In brief, the dissolution studies were conducted in 200
mL of dissolution media (0.2 M HCl and 0.2 M PBS pH 3.8) with a rotation speed of 50 rpm at 25 °C. After adding the testing powders (crystalline LH, amorphous LH or coamorphous LH-SAC, equivalent of 500 mg LH) to dissolution media, 2 mL of samples were withdrawn and filtered at predetermined time points (0.5, 1, 2, 4, 7, 10 and 24 h). LH concentration was analyzed by the HPLC/UV method described above.

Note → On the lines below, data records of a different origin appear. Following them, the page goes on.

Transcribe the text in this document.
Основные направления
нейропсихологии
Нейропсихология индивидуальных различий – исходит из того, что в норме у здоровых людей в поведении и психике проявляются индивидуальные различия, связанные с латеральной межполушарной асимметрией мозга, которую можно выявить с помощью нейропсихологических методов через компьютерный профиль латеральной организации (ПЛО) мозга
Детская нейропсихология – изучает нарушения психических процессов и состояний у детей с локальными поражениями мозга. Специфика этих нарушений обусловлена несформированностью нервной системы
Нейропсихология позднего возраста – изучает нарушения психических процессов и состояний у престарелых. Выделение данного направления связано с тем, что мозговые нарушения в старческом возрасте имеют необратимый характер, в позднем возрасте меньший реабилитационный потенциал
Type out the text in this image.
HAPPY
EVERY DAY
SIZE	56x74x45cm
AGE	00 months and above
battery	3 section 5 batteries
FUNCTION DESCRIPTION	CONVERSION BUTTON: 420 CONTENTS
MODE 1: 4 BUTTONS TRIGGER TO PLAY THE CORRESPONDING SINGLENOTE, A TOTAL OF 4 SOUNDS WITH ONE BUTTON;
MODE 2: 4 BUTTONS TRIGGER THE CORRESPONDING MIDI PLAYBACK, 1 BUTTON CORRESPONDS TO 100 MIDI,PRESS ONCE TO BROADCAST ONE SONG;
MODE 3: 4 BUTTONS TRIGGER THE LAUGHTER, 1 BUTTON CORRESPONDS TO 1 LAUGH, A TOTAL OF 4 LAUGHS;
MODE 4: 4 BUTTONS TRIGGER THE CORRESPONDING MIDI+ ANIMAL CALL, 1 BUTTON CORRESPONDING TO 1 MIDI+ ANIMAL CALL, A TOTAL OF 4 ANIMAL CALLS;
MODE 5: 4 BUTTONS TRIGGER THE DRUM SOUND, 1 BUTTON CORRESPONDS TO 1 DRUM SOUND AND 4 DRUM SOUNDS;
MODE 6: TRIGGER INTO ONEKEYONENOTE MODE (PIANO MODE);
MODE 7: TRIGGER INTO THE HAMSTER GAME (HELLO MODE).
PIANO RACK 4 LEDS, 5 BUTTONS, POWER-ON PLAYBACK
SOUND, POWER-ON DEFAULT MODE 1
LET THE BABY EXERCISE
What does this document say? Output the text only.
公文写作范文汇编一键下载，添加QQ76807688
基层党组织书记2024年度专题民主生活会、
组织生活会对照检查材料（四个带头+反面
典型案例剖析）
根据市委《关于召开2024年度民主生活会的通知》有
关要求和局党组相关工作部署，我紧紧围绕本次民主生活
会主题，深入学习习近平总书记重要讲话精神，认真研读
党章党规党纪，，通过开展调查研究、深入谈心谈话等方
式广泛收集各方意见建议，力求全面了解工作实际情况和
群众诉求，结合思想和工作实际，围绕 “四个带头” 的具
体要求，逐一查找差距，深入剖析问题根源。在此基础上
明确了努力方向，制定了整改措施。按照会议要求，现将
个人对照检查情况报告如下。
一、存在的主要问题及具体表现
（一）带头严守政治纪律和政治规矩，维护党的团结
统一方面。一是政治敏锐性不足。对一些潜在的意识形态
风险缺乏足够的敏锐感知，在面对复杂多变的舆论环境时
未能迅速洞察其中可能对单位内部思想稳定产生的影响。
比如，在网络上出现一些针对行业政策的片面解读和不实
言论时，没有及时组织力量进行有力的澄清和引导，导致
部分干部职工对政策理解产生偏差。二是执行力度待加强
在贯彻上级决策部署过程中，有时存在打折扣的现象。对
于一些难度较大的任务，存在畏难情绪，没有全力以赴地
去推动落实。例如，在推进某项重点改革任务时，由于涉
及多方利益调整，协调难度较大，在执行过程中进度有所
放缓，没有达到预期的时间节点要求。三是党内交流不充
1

2.2.7. Physical stability of amorphous LH and coamorphous LH-SAC Amorphous LH and coamorphous LH-SAC powders were exposed in a constant temperature/ humidity chamber (Shanghai Boxun Industry & Commerce Co., Ltd., Shanghai, China) with 25 ºC/60% RH (long-term storage condition). Samples were collected at predetermined time to investigate the stability of amorphous materials by XRPD up to 60 days.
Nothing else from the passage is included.